Comment on Russia Launches First Brain-Chipped Bird Drones for Surveillance Over Cities
Cocodapuf@lemmy.world 3 days agoCruise missiles often use pre-programmed guidance systems, or total automation with just set of GPS waypoints to reach. That’s a pretty sensible appropriate because the nature of the device is as a long range weapon that often ventures far into enemy territory. If you needed to stay in constant communication, radio jamming would become a serious liability. I’d imagine this is very similar in its design goals, so they’d likely use a similar approach.
At any rate, I don’t expect the guidance to be the hard part, GPS navigation is not that hard to implement. (or GLONASS, in this particular case)

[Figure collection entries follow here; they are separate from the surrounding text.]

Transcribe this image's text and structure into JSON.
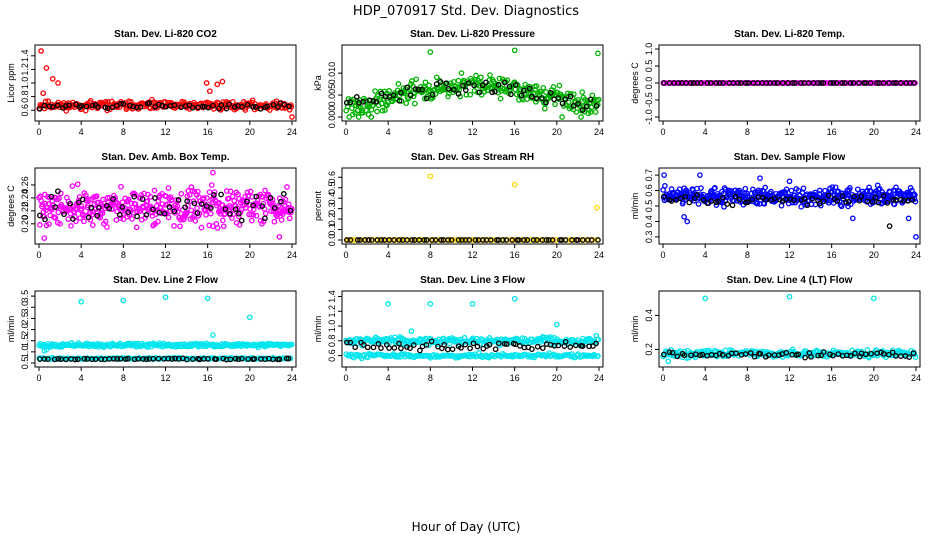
{
  "figure": {
    "title": "HDP_070917  Std. Dev. Diagnostics",
    "xlabel": "Hour of Day (UTC)"
  },
  "chart_data": [
    {
      "id": "co2",
      "type": "scatter",
      "title": "Stan. Dev. Li-820 CO2",
      "ylabel": "Licor ppm",
      "xlim": [
        0,
        24
      ],
      "ylim": [
        0.5,
        1.5
      ],
      "xticks": [
        0,
        4,
        8,
        12,
        16,
        20,
        24
      ],
      "yticks": [
        0.6,
        0.8,
        1.0,
        1.2,
        1.4
      ],
      "ytick_labels": [
        "0.6",
        "0.8",
        "1.0",
        "1.2",
        "1.4"
      ],
      "colors": {
        "main": "#ff0000",
        "secondary": "#000000"
      },
      "series": [
        {
          "color": "main",
          "band_center": 0.67,
          "band_halfwidth": 0.09,
          "n": 280,
          "seed": 11,
          "points": [
            [
              0.2,
              1.47
            ],
            [
              0.7,
              1.22
            ],
            [
              1.3,
              1.06
            ],
            [
              1.8,
              1.0
            ],
            [
              0.4,
              0.85
            ],
            [
              15.9,
              1.0
            ],
            [
              16.9,
              0.98
            ],
            [
              17.4,
              1.02
            ],
            [
              16.2,
              0.88
            ],
            [
              24.0,
              0.5
            ]
          ]
        },
        {
          "color": "secondary",
          "band_center": 0.66,
          "band_halfwidth": 0.06,
          "n": 60,
          "seed": 12,
          "points": []
        }
      ]
    },
    {
      "id": "pressure",
      "type": "scatter",
      "title": "Stan. Dev. Li-820 Pressure",
      "ylabel": "kPa",
      "xlim": [
        0,
        24
      ],
      "ylim": [
        0,
        0.0155
      ],
      "xticks": [
        0,
        4,
        8,
        12,
        16,
        20,
        24
      ],
      "yticks": [
        0.0,
        0.005,
        0.01
      ],
      "ytick_labels": [
        "0.000",
        "0.005",
        "0.010"
      ],
      "colors": {
        "main": "#00b000",
        "secondary": "#000000"
      },
      "series": [
        {
          "color": "main",
          "profile": "hump",
          "band_center": 0.0055,
          "band_halfwidth": 0.0035,
          "n": 320,
          "seed": 21,
          "points": [
            [
              8.0,
              0.0148
            ],
            [
              16.0,
              0.0152
            ],
            [
              23.9,
              0.0145
            ],
            [
              0.3,
              0.0
            ],
            [
              1.2,
              0.0
            ],
            [
              2.4,
              0.0
            ],
            [
              20.5,
              0.0
            ],
            [
              22.3,
              0.0
            ]
          ]
        },
        {
          "color": "secondary",
          "profile": "hump",
          "band_center": 0.0055,
          "band_halfwidth": 0.0025,
          "n": 60,
          "seed": 22,
          "points": []
        }
      ]
    },
    {
      "id": "temp",
      "type": "scatter",
      "title": "Stan. Dev. Li-820 Temp.",
      "ylabel": "degrees C",
      "xlim": [
        0,
        24
      ],
      "ylim": [
        -1,
        1
      ],
      "xticks": [
        0,
        4,
        8,
        12,
        16,
        20,
        24
      ],
      "yticks": [
        -1.0,
        -0.5,
        0.0,
        0.5,
        1.0
      ],
      "ytick_labels": [
        "-1.0",
        "-0.5",
        "0.0",
        "0.5",
        "1.0"
      ],
      "colors": {
        "main": "#ff00ff",
        "secondary": "#000000"
      },
      "series": [
        {
          "color": "main",
          "band_center": 0.0,
          "band_halfwidth": 0.0,
          "n": 160,
          "seed": 31,
          "points": []
        },
        {
          "color": "secondary",
          "band_center": 0.0,
          "band_halfwidth": 0.0,
          "n": 60,
          "seed": 32,
          "points": []
        }
      ]
    },
    {
      "id": "ambbox",
      "type": "scatter",
      "title": "Stan. Dev. Amb. Box Temp.",
      "ylabel": "degrees C",
      "xlim": [
        0,
        24
      ],
      "ylim": [
        0.175,
        0.28
      ],
      "xticks": [
        0,
        4,
        8,
        12,
        16,
        20,
        24
      ],
      "yticks": [
        0.2,
        0.22,
        0.24,
        0.26
      ],
      "ytick_labels": [
        "0.20",
        "0.22",
        "0.24",
        "0.26"
      ],
      "colors": {
        "main": "#ff00ff",
        "secondary": "#000000"
      },
      "series": [
        {
          "color": "main",
          "band_center": 0.225,
          "band_halfwidth": 0.04,
          "n": 420,
          "seed": 41,
          "points": [
            [
              16.5,
              0.279
            ],
            [
              0.5,
              0.178
            ],
            [
              22.8,
              0.18
            ]
          ]
        },
        {
          "color": "secondary",
          "band_center": 0.225,
          "band_halfwidth": 0.03,
          "n": 55,
          "seed": 42,
          "points": []
        }
      ]
    },
    {
      "id": "rh",
      "type": "scatter",
      "title": "Stan. Dev. Gas Stream RH",
      "ylabel": "percent",
      "xlim": [
        0,
        24
      ],
      "ylim": [
        0,
        0.65
      ],
      "xticks": [
        0,
        4,
        8,
        12,
        16,
        20,
        24
      ],
      "yticks": [
        0.0,
        0.1,
        0.2,
        0.3,
        0.4,
        0.5,
        0.6
      ],
      "ytick_labels": [
        "0.0",
        "0.1",
        "0.2",
        "0.3",
        "0.4",
        "0.5",
        "0.6"
      ],
      "colors": {
        "main": "#ffd700",
        "secondary": "#000000"
      },
      "series": [
        {
          "color": "main",
          "band_center": 0.0,
          "band_halfwidth": 0.0,
          "n": 100,
          "seed": 51,
          "points": [
            [
              8.0,
              0.61
            ],
            [
              16.0,
              0.53
            ],
            [
              23.8,
              0.31
            ],
            [
              0.2,
              0.0
            ]
          ]
        },
        {
          "color": "secondary",
          "band_center": 0.0,
          "band_halfwidth": 0.0,
          "n": 60,
          "seed": 52,
          "points": []
        }
      ]
    },
    {
      "id": "sampleflow",
      "type": "scatter",
      "title": "Stan. Dev. Sample Flow",
      "ylabel": "ml/min",
      "xlim": [
        0,
        24
      ],
      "ylim": [
        0.28,
        0.72
      ],
      "xticks": [
        0,
        4,
        8,
        12,
        16,
        20,
        24
      ],
      "yticks": [
        0.3,
        0.4,
        0.5,
        0.6,
        0.7
      ],
      "ytick_labels": [
        "0.3",
        "0.4",
        "0.5",
        "0.6",
        "0.7"
      ],
      "colors": {
        "main": "#0000ff",
        "secondary": "#000000"
      },
      "series": [
        {
          "color": "main",
          "band_center": 0.56,
          "band_halfwidth": 0.08,
          "n": 420,
          "seed": 61,
          "points": [
            [
              0.1,
              0.7
            ],
            [
              3.5,
              0.7
            ],
            [
              9.2,
              0.68
            ],
            [
              12.0,
              0.66
            ],
            [
              2.0,
              0.43
            ],
            [
              2.3,
              0.4
            ],
            [
              18.0,
              0.42
            ],
            [
              23.3,
              0.42
            ],
            [
              24.0,
              0.3
            ]
          ]
        },
        {
          "color": "secondary",
          "band_center": 0.54,
          "band_halfwidth": 0.05,
          "n": 60,
          "seed": 62,
          "points": [
            [
              21.5,
              0.37
            ]
          ]
        }
      ]
    },
    {
      "id": "line2",
      "type": "scatter",
      "title": "Stan. Dev. Line 2 Flow",
      "ylabel": "ml/min",
      "xlim": [
        0,
        24
      ],
      "ylim": [
        0.5,
        3.55
      ],
      "xticks": [
        0,
        4,
        8,
        12,
        16,
        20,
        24
      ],
      "yticks": [
        0.5,
        1.0,
        1.5,
        2.0,
        2.5,
        3.0,
        3.5
      ],
      "ytick_labels": [
        "0.5",
        "1.0",
        "1.5",
        "2.0",
        "2.5",
        "3.0",
        "3.5"
      ],
      "colors": {
        "main": "#00e5ee",
        "secondary": "#000000"
      },
      "series": [
        {
          "color": "main",
          "band_center": 1.3,
          "band_halfwidth": 0.12,
          "n": 260,
          "seed": 71,
          "points": [
            [
              4.0,
              3.25
            ],
            [
              8.0,
              3.3
            ],
            [
              12.0,
              3.45
            ],
            [
              16.0,
              3.4
            ],
            [
              20.0,
              2.55
            ],
            [
              16.5,
              1.75
            ],
            [
              0.5,
              1.05
            ],
            [
              0.7,
              1.1
            ]
          ]
        },
        {
          "color": "main",
          "band_center": 0.7,
          "band_halfwidth": 0.05,
          "n": 160,
          "seed": 73,
          "points": []
        },
        {
          "color": "secondary",
          "band_center": 0.68,
          "band_halfwidth": 0.04,
          "n": 60,
          "seed": 72,
          "points": []
        }
      ]
    },
    {
      "id": "line3",
      "type": "scatter",
      "title": "Stan. Dev. Line 3 Flow",
      "ylabel": "ml/min",
      "xlim": [
        0,
        24
      ],
      "ylim": [
        0.5,
        1.42
      ],
      "xticks": [
        0,
        4,
        8,
        12,
        16,
        20,
        24
      ],
      "yticks": [
        0.6,
        0.8,
        1.0,
        1.2,
        1.4
      ],
      "ytick_labels": [
        "0.6",
        "0.8",
        "1.0",
        "1.2",
        "1.4"
      ],
      "colors": {
        "main": "#00e5ee",
        "secondary": "#000000"
      },
      "series": [
        {
          "color": "main",
          "band_center": 0.8,
          "band_halfwidth": 0.08,
          "n": 240,
          "seed": 81,
          "points": [
            [
              4.0,
              1.3
            ],
            [
              8.0,
              1.3
            ],
            [
              12.0,
              1.3
            ],
            [
              16.0,
              1.37
            ],
            [
              20.0,
              1.02
            ],
            [
              6.2,
              0.93
            ]
          ]
        },
        {
          "color": "main",
          "band_center": 0.6,
          "band_halfwidth": 0.04,
          "n": 180,
          "seed": 83,
          "points": []
        },
        {
          "color": "secondary",
          "band_center": 0.73,
          "band_halfwidth": 0.08,
          "n": 60,
          "seed": 82,
          "points": []
        }
      ]
    },
    {
      "id": "line4",
      "type": "scatter",
      "title": "Stan. Dev. Line 4 (LT) Flow",
      "ylabel": "ml/min",
      "xlim": [
        0,
        24
      ],
      "ylim": [
        0.12,
        0.52
      ],
      "xticks": [
        0,
        4,
        8,
        12,
        16,
        20,
        24
      ],
      "yticks": [
        0.2,
        0.4
      ],
      "ytick_labels": [
        "0.2",
        "0.4"
      ],
      "colors": {
        "main": "#00e5ee",
        "secondary": "#000000"
      },
      "series": [
        {
          "color": "main",
          "band_center": 0.175,
          "band_halfwidth": 0.03,
          "n": 300,
          "seed": 91,
          "points": [
            [
              4.0,
              0.5
            ],
            [
              12.0,
              0.51
            ],
            [
              20.0,
              0.5
            ],
            [
              0.5,
              0.13
            ]
          ]
        },
        {
          "color": "secondary",
          "band_center": 0.17,
          "band_halfwidth": 0.025,
          "n": 60,
          "seed": 92,
          "points": []
        }
      ]
    }
  ]
}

Also… If the US were doing this, they actually could use star link. Star link direct to cell phone connectivity is actually in beta right now and it works. If the pigeon could carry a striped down iPhone (it doesn’t need a screen, speaker, microphone, etc), then it could actually carry a communications device that could be in constant contact. I wouldn’t recommend Russia try that on starlink though.
in_my_honest_opinion@piefed.social 2 days ago
Or you could I dunno, use a drone? What benefit is there to use a pigeon for any of this? The issue isn’t the payload it’s the platform.

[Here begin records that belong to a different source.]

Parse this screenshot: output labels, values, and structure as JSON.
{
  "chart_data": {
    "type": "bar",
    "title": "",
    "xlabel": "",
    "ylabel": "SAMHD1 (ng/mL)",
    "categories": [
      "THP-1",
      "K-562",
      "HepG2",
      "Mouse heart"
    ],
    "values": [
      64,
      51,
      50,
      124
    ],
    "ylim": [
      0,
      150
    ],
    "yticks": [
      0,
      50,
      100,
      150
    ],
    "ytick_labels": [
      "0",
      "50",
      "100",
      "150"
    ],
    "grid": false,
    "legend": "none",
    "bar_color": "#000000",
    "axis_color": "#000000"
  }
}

Cocodapuf@lemmy.world 2 days ago
Sure, fine. At no point was I making any argument for or against this technology. Maybe it works, maybe it doesn’t, maybe it’s a waste of time.

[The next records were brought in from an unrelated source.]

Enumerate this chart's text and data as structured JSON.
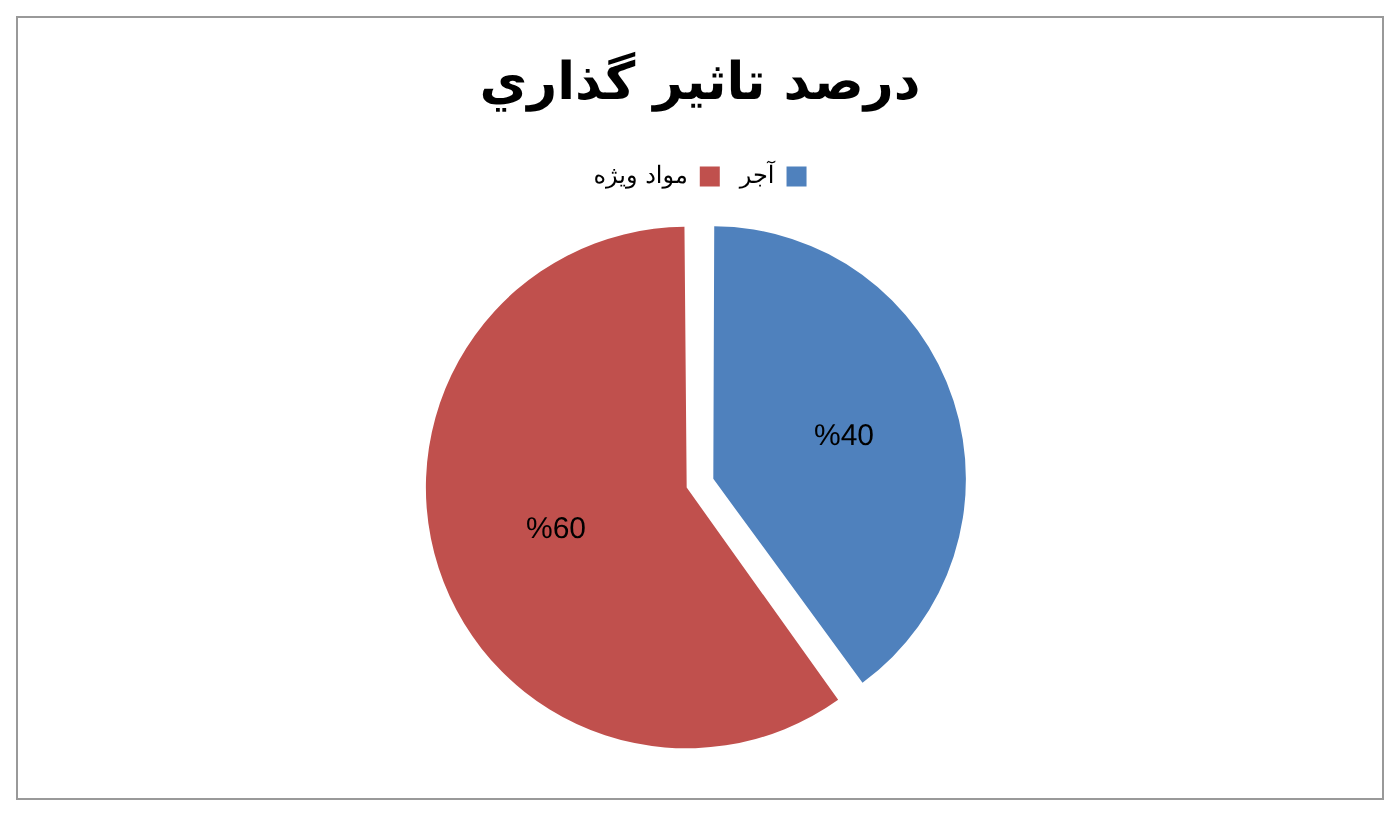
{
  "chart_data": {
    "type": "pie",
    "title": "درصد تاثير گذاري",
    "categories": [
      "آجر",
      "مواد ويژه"
    ],
    "values": [
      40,
      60
    ],
    "colors": [
      "#4f81bd",
      "#c0504d"
    ],
    "value_labels": [
      "%40",
      "%60"
    ],
    "legend": "top"
  }
}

The only argument I’m making here is that there’s nothing far fetched about a pigeon flying over a kilometer, that’s totally normal. I’m pretty confident in this because I have first hand evidence that birds are actually really good at flying, and sometimes they fly very long distances.
in_my_honest_opinion@piefed.social 2 days ago
So no benefit for using a pigeon.
Cocodapuf@lemmy.world 2 days ago
Did you read my comment? My entire point was essentially that I don’t care. I’m not weighing in on that.